You would need to use named variables
For example: dXl;Xj₍w
You just call the result of ?d as X and reuse it further down
I think I've got 12: ọtᵐℕ₂ᵐ==tℕ₂ọ
Rod
Rod
yes, exactly what i wanted
@MartinEnder Jeeeeeez
I think you're right
(good thing you found that too because they just posted a 14 bytes Husk answer :p)
actually I could have also used t twice instead of using t and h
@Fatalize is the subscript column of writeln a typo in the docs?
@MartinEnder No but I admit that it's not very clear
basically the subscripts for writeln are the same as for write
15:05
oh okay
I wonder whether there's a good solution that uses twice instead of using =.
@MartinEnder Wouldn't ọtᵐọl1l1tᵐ work?
for 10 bytes
that doesn't ensure that the count is at least 2, does it?
right
ọtᵐọhh>1tᵐ1> but still 12 bytes
this doesn't ensure that there's only one run after the second , I think?
right
—.—
15:14
you need to make sure that the result after the second Occurrences is [[>=2,_]]
Maybe using ^ on that [>=2, _]
It would always be greater than 1 if non-discriminating
ọtᵐọ^ᵐ but still need to check that there's only one result and it's greater than 1
and reuse t
are z and \ equivalent when the input is rectangular?
yes
(I think I'll implement something equivalent to Ċ and but for a singleton list)
that sounds useful
There's Ė = [], Ċ = [_, _] and Ṫ = [_, _, _] but somehow never thought of [_]
15:28
I guess currently, you'd do that with ~g?
(although that would give access to the element, not the singleton at the end)
so ~gg or something...
yes
which is ugly
and also if you needed to reuse it somewhere else you would need to give it a name also
15:37
:D
hm that group idea is interesting, because we can stuff quite a lot of predicates into the first one
I would have expected ≥ᵐ2 to work as an alternative to ℕ₂ᵐ, how come it doesn't?

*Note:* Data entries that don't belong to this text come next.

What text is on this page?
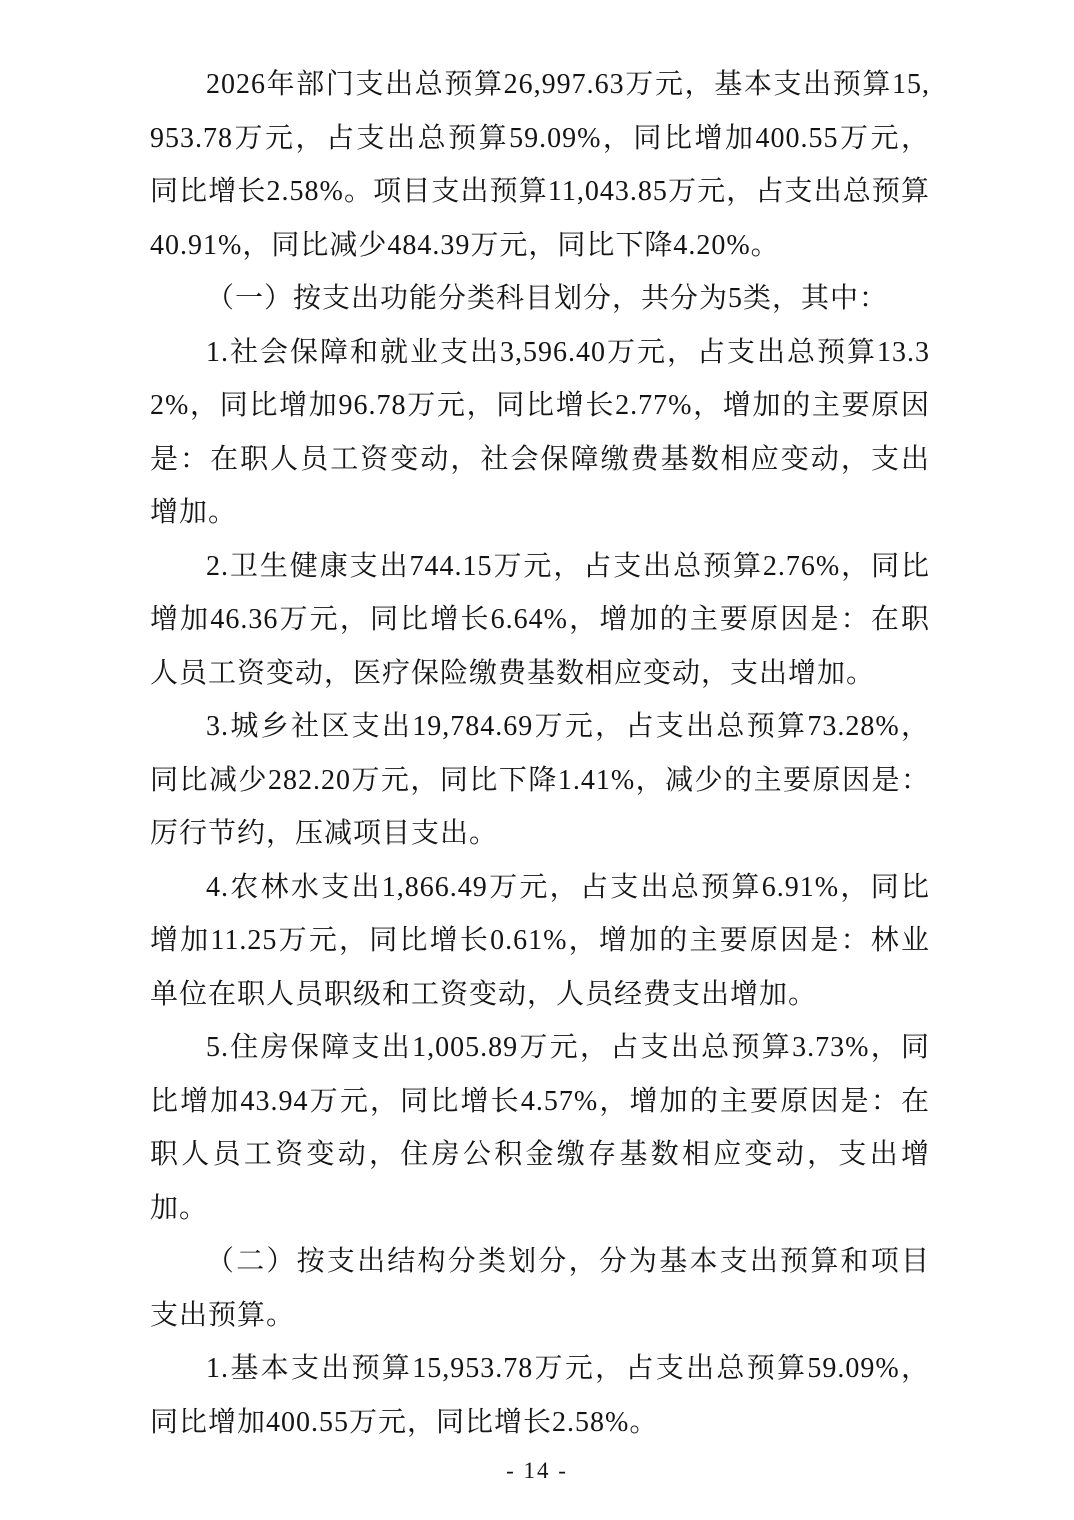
2026年部门支出总预算26,997.63万元，基本支出预算15,953.78万元，占支出总预算59.09%，同比增加400.55万元，同比增长2.58%。项目支出预算11,043.85万元，占支出总预算40.91%，同比减少484.39万元，同比下降4.20%。

（一）按支出功能分类科目划分，共分为5类，其中：

1.社会保障和就业支出3,596.40万元，占支出总预算13.32%，同比增加96.78万元，同比增长2.77%，增加的主要原因是：在职人员工资变动，社会保障缴费基数相应变动，支出增加。

2.卫生健康支出744.15万元，占支出总预算2.76%，同比增加46.36万元，同比增长6.64%，增加的主要原因是：在职人员工资变动，医疗保险缴费基数相应变动，支出增加。

3.城乡社区支出19,784.69万元，占支出总预算73.28%，同比减少282.20万元，同比下降1.41%，减少的主要原因是：厉行节约，压减项目支出。

4.农林水支出1,866.49万元，占支出总预算6.91%，同比增加11.25万元，同比增长0.61%，增加的主要原因是：林业单位在职人员职级和工资变动，人员经费支出增加。

5.住房保障支出1,005.89万元，占支出总预算3.73%，同比增加43.94万元，同比增长4.57%，增加的主要原因是：在职人员工资变动，住房公积金缴存基数相应变动，支出增加。

（二）按支出结构分类划分，分为基本支出预算和项目支出预算。

1.基本支出预算15,953.78万元，占支出总预算59.09%，同比增加400.55万元，同比增长2.58%。

- 14 -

maps the input to the output
so you would need a list of 2s in the output
ohh, okay
that makes sense
is there anyway to map a predicate only over input or output?
Not directly no
I don't know how hard this would be to implement, but it seems like meta-predicates of the form "All elements of ? satisfy the predicate with ." and "Any element of ? satisfies the predicate with ." could be useful.
I don't think it would be that hard
I have to go, could you please submit an issue on Github so that I remember it?
15:46
sure
Thanks, later!
16:32
0
A: Non-discriminating Programming

H.PWizBrachylog, 10 bytes =ᵍbᵐbᵐlᵍ=l Try it online! Explanation =ᵍ Group all equal elements together bᵐbᵐ Remove the first element of each group twice. This fails if there are fewer than 2 elements lᵍ Group elements together that have th...

I'm slightly surprised that ` =ᵍ` works
Damn that's good.
17:12
@H.PWiz well damn
it's tied with Jelly now though
@H.PWiz it works because maps to each char of the string, and = on one char outputs that char
@MartinEnder that constraint that the program mus tbe non-discriminating makes this really interesting
yeah, surprisingly.
17:31
@Fatalize Cool, so its like ≡ᵍ on strings?